Is italian stare per infinitive the same as ‘sto andando a’?
No. Sto andando a + infinitive is a calque from English and only works when there is real physical movement to a place. Sto andando a comprare il pane means I’m physically walking to buy bread. For the meaning I’m about to do something, with no movement implied, Italian uses sto per + infinitive. Sto per chiamarti means I’m about to call you, not I’m walking somewhere to call you. online forums threads are full of examples where learners get caught by this distinction.
Can italian stare per infinitive be used with the weather?
Yes, and this is one of the cleanest tests. Sta per piovere (it’s about to rain), sta per nevicare (it’s about to snow), stava per scoppiare un temporale (a storm was about to break) are all perfectly natural. The subject is impersonal, with no willing agent. This is also why stare per is more flexible than essere in procinto di or essere sul punto di, which both require an intentional subject. You can say sta per piovere, but you cannot say è in procinto di piovere.
What’s the difference between sto per partire and partirò?
Sto per partire means the departure is genuinely imminent: bag in hand, taxi outside, leaving in the next minute or two. Partirò means I will leave, at some future point that could be later today, next week, or next month. The two are not interchangeable. If a friend asks come stai and you answer sto per partire, they understand you’re about to walk out the door. If you answer partirò, they expect more context about when. Use stare per for the next few seconds or minutes, the simple future for everything longer.
How do I say ‘I was about to call you’ in Italian?

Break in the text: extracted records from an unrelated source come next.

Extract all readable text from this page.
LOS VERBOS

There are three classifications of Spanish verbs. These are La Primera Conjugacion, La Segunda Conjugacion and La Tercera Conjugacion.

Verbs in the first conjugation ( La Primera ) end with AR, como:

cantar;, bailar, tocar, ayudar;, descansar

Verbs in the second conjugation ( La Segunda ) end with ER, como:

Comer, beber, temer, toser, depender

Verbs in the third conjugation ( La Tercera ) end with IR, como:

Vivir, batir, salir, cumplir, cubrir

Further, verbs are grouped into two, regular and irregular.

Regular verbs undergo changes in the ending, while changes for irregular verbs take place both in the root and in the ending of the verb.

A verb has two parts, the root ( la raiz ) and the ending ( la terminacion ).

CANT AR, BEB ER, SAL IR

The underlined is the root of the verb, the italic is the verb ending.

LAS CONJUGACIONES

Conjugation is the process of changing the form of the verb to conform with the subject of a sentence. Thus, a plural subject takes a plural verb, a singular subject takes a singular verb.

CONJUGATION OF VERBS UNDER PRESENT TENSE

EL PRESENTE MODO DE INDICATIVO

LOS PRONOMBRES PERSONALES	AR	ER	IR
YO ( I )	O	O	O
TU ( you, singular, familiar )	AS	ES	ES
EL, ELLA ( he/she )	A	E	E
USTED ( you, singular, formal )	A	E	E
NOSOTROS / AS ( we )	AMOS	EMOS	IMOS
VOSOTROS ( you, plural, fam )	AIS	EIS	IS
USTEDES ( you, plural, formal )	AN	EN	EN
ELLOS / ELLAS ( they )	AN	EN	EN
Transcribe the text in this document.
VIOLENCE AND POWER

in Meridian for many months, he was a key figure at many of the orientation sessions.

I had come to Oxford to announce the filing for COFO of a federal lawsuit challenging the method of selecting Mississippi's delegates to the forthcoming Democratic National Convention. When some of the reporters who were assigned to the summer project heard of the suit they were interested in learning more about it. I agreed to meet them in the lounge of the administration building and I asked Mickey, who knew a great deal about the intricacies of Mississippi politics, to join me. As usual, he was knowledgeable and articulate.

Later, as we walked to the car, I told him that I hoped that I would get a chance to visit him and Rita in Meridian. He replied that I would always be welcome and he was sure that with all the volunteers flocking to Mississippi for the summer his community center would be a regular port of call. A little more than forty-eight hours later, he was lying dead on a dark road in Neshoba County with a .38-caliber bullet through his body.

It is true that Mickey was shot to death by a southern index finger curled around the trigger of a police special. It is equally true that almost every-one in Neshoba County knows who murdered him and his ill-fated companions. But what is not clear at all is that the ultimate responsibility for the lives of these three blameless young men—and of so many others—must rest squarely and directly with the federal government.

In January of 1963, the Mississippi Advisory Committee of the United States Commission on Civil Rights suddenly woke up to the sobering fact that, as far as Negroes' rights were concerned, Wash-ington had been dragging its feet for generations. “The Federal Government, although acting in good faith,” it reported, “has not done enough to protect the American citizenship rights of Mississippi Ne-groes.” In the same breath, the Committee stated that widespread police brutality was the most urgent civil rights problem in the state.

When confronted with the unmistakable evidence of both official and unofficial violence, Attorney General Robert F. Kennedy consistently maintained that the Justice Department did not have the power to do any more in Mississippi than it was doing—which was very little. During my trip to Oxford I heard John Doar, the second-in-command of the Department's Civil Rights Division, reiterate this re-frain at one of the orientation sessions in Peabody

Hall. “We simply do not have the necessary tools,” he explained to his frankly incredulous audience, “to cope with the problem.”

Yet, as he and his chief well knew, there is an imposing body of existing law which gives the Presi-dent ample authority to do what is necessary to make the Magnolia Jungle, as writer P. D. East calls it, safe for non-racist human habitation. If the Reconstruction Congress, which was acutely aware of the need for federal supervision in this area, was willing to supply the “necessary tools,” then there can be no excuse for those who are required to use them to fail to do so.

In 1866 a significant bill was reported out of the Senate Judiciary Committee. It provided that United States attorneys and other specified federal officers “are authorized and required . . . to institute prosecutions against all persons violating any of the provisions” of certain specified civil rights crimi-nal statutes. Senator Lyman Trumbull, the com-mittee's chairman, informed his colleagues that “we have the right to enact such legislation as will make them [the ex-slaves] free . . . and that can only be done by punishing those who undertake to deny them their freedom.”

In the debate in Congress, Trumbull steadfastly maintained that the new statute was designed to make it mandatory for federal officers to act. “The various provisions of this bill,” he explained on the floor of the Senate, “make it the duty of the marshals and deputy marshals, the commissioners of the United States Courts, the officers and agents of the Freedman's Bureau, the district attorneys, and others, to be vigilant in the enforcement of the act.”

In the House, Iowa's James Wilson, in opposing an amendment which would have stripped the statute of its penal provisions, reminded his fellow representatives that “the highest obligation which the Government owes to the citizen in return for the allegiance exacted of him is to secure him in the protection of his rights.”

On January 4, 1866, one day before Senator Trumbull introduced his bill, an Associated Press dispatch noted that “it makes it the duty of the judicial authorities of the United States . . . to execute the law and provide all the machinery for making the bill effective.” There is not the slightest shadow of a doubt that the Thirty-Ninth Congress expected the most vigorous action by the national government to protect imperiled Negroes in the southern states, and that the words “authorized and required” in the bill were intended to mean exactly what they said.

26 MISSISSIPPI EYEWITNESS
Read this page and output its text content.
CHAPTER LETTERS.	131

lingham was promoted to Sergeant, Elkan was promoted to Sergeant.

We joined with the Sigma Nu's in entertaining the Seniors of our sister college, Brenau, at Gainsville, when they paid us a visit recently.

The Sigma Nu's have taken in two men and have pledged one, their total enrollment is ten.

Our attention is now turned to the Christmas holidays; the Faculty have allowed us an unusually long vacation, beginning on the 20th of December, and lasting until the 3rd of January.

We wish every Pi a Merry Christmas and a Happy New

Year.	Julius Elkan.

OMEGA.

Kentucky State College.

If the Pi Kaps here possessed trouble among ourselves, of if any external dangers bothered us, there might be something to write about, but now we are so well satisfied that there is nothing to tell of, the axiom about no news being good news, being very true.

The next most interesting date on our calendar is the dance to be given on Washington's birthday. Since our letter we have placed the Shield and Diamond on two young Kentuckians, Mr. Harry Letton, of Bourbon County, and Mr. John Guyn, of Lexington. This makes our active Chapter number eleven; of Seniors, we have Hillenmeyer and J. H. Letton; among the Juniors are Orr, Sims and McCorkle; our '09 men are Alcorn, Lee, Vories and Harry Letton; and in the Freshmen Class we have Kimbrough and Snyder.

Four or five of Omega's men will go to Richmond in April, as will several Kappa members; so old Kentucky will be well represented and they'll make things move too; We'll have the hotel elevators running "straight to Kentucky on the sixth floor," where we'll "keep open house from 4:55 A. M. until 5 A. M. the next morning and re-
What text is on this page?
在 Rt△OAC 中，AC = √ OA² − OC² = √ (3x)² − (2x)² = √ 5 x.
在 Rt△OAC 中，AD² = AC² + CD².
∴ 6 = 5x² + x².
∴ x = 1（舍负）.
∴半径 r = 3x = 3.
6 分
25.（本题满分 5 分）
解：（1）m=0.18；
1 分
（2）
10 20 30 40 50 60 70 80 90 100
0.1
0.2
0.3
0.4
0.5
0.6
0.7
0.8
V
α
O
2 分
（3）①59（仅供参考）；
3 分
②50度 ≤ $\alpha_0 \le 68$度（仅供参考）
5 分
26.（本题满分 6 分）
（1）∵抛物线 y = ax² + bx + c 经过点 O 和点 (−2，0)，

Use the imperfect of stare: stavo per chiamarti. This is one of the most common uses of italian stare per infinitive in everyday speech. It captures the very Italian fondness for almost-coincidences: stavo per chiamarti proprio adesso, stavamo per uscire quando hai bussato, era sul punto di addormentarsi quando ha sentito un rumore. The pattern stavo per + infinitive + quando + passato prossimo is a workhorse of conversational Italian. You’ll hear it constantly when Italians retell small everyday moments.
Why are essere in procinto di and essere sul punto di considered too formal?
Both expressions exist and mean roughly the same as stare per, but they belong to written or formal spoken Italian: news articles, official notices, business correspondence, polite formal speech. They also presuppose an intentional agent, which makes them ungrammatical with weather subjects: a storm has no intention, so essere in procinto di piovere doesn’t work. In everyday conversation Italians overwhelmingly prefer stare per. Reach for essere in procinto di only when you’re writing a formal email or a press release; for any other context, stare per will sound more natural and less stilted.
Can italian stare per infinitive be used in compound tenses like the passato prossimo?
No. The verb stare in this construction only appears in the present and the imperfect tenses. Sono stato per uscire is not standard Italian. If you need a completed past meaning along the lines of I almost did X, paraphrase with per poco non + verb or quasi + verb: per poco non sono caduto (I almost fell), quasi cadevo dalle scale (I almost fell down the stairs). Italian stare per infinitive belongs to ongoing or remembered imminence, not to finished events viewed from outside.